On several levels, the Allegretto laser has a better performance record than other laser systems for vision-correction. The main laser is extremely stable over extended time intervals (hours and days) relative to the intervals employed in treatment (seconds). The laser beam is among the most exact and consistent produced by any laser system, so the "bites" of each pulse are uniform. The laser beam shaping system also has the fewest moving parts of any laser system, reinforcing consistency and reliability. The beam-shaping section of the laser is specifically maximizes the performance of each optical component, including lenses and mirrors, used to shape and aim the beam (using a sealed beam chamber and Nitrogen gas 'washout' after treatment).
Speed
Although treatment time varies depending on the laser system used and the number of diopters to be corrected, the Allegretto operates at a pulse rate of 200 pulses per second, more than twice that of other “scanning spot” systems. Because the eye is living tissue, it is important that treatment proceed quickly. The collagen layer of the cornea is the part sculpted in LASIK, and it contains some water. In LASIK, a superficial flap is created, then pulled back from the treatment area, and remains open for the duration of laser treatment. During even the short intervals involved in modern laser treatment, the longer the flap remains open, the more water can evaporate from the exposed tissue. This is referred to as stromal dehydration. Relatively dehydrated stroma will have a slightly greater collagen fiber density (less water between the fibers), so laser pulses will remove slightly more collagen tissue per pulse than in normally hydrated tissue. These effects are small, but not insignificant. The faster the laser treatment can be rendered, the less stromal dehydration can (adversely) affect the desired result. This is yet another reason why InSight Lasik operates with the Allegretto laser system.

Safety
One of the most common questions potential-patients ask (in the context of laser vision correction) is, "How can I know that the treatment will be safe, and will go the way we want?" There are essentially three components to address in this regard:
1. Risks related to creation of the LASIK flap;
2. Safety of the laser treatment itself; and
3. Post-operative considerations (stability of correction or need for enhancement).
We will evaluate the laser treatment itself, as the first and third issues are evaluated in the pages linked below.
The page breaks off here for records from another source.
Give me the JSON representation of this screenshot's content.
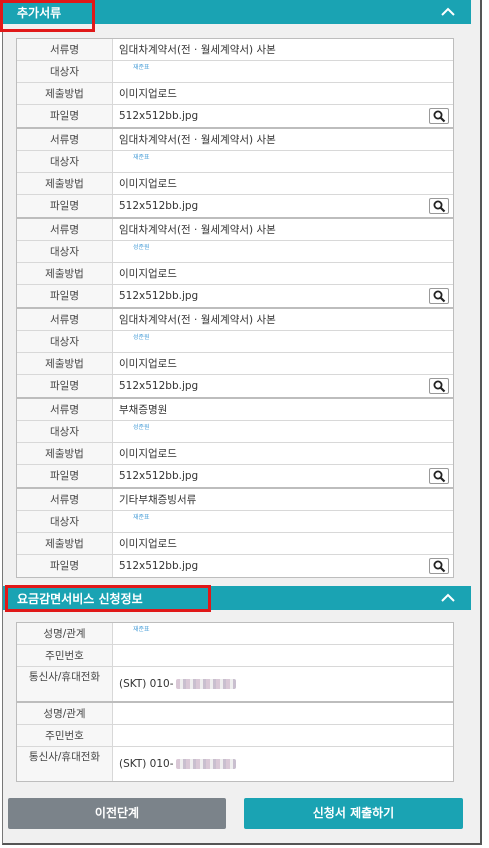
{
  "section1": {
    "title": "추가서류"
  },
  "docs": [
    {
      "doc_label": "서류명",
      "doc_value": "임대차계약서(전 · 월세계약서) 사본",
      "target_label": "대상자",
      "target_value": "재준표",
      "method_label": "제출방법",
      "method_value": "이미지업로드",
      "file_label": "파일명",
      "file_value": "512x512bb.jpg"
    },
    {
      "doc_label": "서류명",
      "doc_value": "임대차계약서(전 · 월세계약서) 사본",
      "target_label": "대상자",
      "target_value": "재준표",
      "method_label": "제출방법",
      "method_value": "이미지업로드",
      "file_label": "파일명",
      "file_value": "512x512bb.jpg"
    },
    {
      "doc_label": "서류명",
      "doc_value": "임대차계약서(전 · 월세계약서) 사본",
      "target_label": "대상자",
      "target_value": "성준원",
      "method_label": "제출방법",
      "method_value": "이미지업로드",
      "file_label": "파일명",
      "file_value": "512x512bb.jpg"
    },
    {
      "doc_label": "서류명",
      "doc_value": "임대차계약서(전 · 월세계약서) 사본",
      "target_label": "대상자",
      "target_value": "성준원",
      "method_label": "제출방법",
      "method_value": "이미지업로드",
      "file_label": "파일명",
      "file_value": "512x512bb.jpg"
    },
    {
      "doc_label": "서류명",
      "doc_value": "부채증명원",
      "target_label": "대상자",
      "target_value": "성준원",
      "method_label": "제출방법",
      "method_value": "이미지업로드",
      "file_label": "파일명",
      "file_value": "512x512bb.jpg"
    },
    {
      "doc_label": "서류명",
      "doc_value": "기타부채증빙서류",
      "target_label": "대상자",
      "target_value": "재준표",
      "method_label": "제출방법",
      "method_value": "이미지업로드",
      "file_label": "파일명",
      "file_value": "512x512bb.jpg"
    }
  ],
  "section2": {
    "title": "요금감면서비스 신청정보"
  },
  "applicants": [
    {
      "name_label": "성명/관계",
      "name_value": "재준표",
      "id_label": "주민번호",
      "id_value": "",
      "carrier_label": "통신사/휴대전화",
      "carrier_value": "(SKT) 010-"
    },
    {
      "name_label": "성명/관계",
      "name_value": "",
      "id_label": "주민번호",
      "id_value": "",
      "carrier_label": "통신사/휴대전화",
      "carrier_value": "(SKT) 010-"
    }
  ],
  "buttons": {
    "prev": "이전단계",
    "submit": "신청서 제출하기"
  }
}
All lasers approved for use in the United States for vision-correction by the FDA must demonstrate numerous safety features. These include, but are not limited to the following:
• Providing electrical power reserve in case of a power outage (they all have backup power systems)
• Providing a means to accurately calibrate and measure energy at the point of treatment
• A design of built-in safeguards that will suspend treatment if necessary, should there be any malfunction detected within the laser, with the ability to resume treatment from exactly where it was paused
• Systems must exist to suspend treatment if the eye tracker should fail to maintain fixation on the eye being treated, with methods in place to confirm fixation and resume treatment thereafter
• Extensive documentation of operation, service and maintenance.
The Wavelight Allegretto laser system received US FDA approval in October, 2003.